The Summit also offered actionable solutions for dealing with the shock to our stages that the pandemic has wrought. Entrepreneurial artists such as Orrin Evans, Michelle Lordi, Emmet Cohen, Jazzmeia Horn, and Anthony Tidd shared their strategies for adapting to the new challenges, including innovative approaches to presenting and monetizing their music. Presenters of jazz events of varying sizes and from different regions offered their learned experience on live streaming and opening safely. The conversations revealed a commonality of challenges whether the venue was the Monterey Jazz Festival or Chris’ Jazz Cafe.
With the 2020 Summit behind us, the work continues. Jazz Philadelphia gathers the jazz community throughout the year via our working groups. The Musicians and Artists Working Group participants have been willing to engage in uncomfortable conversations. Those discussions have led to a mutual agreement to embed issues around equality and equity in our programming, including the Co-op Program, Intergenerational Jazz Jams, and the future Philadelphia Jazz Festival.

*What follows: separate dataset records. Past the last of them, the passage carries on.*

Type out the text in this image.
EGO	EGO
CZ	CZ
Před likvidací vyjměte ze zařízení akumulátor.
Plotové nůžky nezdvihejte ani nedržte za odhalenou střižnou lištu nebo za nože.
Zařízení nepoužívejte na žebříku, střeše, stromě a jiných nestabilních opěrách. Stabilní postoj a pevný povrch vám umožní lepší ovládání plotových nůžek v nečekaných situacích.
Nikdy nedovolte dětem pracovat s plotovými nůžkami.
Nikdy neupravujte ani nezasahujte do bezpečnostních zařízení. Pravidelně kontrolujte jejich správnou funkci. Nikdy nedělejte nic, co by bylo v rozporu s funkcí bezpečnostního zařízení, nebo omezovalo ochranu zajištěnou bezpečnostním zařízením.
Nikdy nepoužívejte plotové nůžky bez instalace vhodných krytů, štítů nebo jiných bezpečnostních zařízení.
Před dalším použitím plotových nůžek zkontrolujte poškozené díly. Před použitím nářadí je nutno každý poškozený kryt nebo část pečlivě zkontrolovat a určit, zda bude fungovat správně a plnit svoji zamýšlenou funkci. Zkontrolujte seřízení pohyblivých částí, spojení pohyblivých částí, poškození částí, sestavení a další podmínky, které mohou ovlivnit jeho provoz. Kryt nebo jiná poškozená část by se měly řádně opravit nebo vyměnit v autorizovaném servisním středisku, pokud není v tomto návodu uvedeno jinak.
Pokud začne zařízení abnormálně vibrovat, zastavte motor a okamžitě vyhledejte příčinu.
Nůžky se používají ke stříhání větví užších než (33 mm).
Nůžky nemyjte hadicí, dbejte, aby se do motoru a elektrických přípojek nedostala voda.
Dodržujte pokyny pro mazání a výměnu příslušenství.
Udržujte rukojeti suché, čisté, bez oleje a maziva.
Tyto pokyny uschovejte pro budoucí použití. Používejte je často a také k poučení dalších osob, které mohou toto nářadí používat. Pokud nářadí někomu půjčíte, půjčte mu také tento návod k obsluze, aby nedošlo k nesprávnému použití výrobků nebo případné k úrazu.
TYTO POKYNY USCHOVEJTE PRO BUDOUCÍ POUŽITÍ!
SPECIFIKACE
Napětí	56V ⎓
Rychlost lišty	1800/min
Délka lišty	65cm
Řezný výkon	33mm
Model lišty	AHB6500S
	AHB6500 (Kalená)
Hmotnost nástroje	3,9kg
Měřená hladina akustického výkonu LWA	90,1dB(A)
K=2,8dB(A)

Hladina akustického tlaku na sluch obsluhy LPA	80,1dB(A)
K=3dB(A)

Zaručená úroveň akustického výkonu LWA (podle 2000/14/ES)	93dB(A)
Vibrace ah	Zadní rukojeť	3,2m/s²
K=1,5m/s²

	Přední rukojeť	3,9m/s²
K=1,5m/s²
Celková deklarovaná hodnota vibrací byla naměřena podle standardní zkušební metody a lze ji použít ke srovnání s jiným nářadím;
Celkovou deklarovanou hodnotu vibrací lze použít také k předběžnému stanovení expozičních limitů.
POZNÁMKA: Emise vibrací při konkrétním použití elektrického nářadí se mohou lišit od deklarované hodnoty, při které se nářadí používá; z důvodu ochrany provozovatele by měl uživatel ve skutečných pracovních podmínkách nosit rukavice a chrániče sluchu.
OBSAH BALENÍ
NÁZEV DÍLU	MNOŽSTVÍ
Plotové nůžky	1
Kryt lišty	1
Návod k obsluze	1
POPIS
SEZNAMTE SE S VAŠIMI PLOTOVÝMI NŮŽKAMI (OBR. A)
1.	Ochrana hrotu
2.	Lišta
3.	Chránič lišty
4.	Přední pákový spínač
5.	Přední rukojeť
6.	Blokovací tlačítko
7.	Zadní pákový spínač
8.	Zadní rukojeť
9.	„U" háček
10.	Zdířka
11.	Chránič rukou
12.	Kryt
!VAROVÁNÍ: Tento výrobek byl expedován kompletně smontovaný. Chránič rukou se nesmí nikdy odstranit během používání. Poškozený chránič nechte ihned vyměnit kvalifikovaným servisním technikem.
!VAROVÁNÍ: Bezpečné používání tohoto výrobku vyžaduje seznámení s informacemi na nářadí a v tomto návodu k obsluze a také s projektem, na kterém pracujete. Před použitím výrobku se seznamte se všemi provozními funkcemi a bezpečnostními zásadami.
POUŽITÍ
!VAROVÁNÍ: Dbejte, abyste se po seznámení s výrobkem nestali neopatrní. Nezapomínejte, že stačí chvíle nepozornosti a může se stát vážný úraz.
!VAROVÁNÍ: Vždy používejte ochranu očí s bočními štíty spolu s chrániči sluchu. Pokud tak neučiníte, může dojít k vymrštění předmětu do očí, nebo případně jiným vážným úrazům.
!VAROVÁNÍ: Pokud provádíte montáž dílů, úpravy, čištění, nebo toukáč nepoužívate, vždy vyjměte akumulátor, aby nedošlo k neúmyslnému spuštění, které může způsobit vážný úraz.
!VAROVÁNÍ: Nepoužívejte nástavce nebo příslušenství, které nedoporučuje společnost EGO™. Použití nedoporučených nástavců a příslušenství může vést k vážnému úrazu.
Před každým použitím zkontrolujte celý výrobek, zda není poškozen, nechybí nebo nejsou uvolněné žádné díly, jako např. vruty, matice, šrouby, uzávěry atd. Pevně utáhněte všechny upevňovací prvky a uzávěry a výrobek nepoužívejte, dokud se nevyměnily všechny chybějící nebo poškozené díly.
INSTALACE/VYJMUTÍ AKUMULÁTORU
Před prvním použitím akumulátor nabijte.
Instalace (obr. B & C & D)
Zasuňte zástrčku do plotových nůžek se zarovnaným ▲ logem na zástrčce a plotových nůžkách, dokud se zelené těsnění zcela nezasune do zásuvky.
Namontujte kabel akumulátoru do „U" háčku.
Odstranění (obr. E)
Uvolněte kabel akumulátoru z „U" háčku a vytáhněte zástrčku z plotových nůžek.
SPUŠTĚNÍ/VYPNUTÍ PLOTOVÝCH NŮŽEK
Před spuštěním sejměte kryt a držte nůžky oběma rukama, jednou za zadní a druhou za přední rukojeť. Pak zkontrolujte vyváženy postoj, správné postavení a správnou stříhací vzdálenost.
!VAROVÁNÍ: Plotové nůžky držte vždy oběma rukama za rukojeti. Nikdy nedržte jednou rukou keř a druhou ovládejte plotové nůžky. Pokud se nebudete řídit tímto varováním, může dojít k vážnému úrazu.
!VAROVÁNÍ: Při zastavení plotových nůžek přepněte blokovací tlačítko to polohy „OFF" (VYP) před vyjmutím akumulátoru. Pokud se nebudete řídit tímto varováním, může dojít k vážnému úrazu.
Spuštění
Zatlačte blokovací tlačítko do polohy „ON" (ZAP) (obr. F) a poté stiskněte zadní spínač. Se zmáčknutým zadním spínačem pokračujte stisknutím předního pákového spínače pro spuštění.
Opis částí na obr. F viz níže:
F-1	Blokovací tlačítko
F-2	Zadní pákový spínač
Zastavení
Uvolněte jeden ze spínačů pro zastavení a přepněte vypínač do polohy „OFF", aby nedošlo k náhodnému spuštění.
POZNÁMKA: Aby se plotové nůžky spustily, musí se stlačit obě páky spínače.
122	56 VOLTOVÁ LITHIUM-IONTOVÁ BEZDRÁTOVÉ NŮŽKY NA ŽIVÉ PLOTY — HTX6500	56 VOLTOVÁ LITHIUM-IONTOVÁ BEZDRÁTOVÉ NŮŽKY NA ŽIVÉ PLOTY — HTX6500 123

In fact, the need to support the marginalized in our community has come up in nearly every conversation in our Working Groups. The sexist, and what many would define as patriarchal, history of jazz is not just limiting opportunities for women and girls to perform and study the music. It is restricting the development of the music itself. In our Education Working Group, we explore strategies to support women and girls in their aspirations to study and perform the music they love, including developing a mentorship program.
Jazz Philadelphia is unique in our role and responsibility in the community. We have built trust in the community as a neutral convener. We are the only organization created to improve the jazz ecosystem for everyone—and that’s exactly what we intend to do, by listening to the voices and lived experience of our community via our Collective Impact Work.
Admittedly, this is deep work requiring commitment from all participants. Thankfully, our Working Groups have leaned into this painstaking process, one that does not yield the immediate satisfaction of a concert performance or a student recital. It’s critical work nonetheless.
For this work, there are no tickets sold, and there is no applause. Nonetheless, these discussions are leading us to solve problems at a systemic level. We are grateful for our community partners and funders who recognize the value of a long-term investment of time and resources. We are grateful to you for your trust.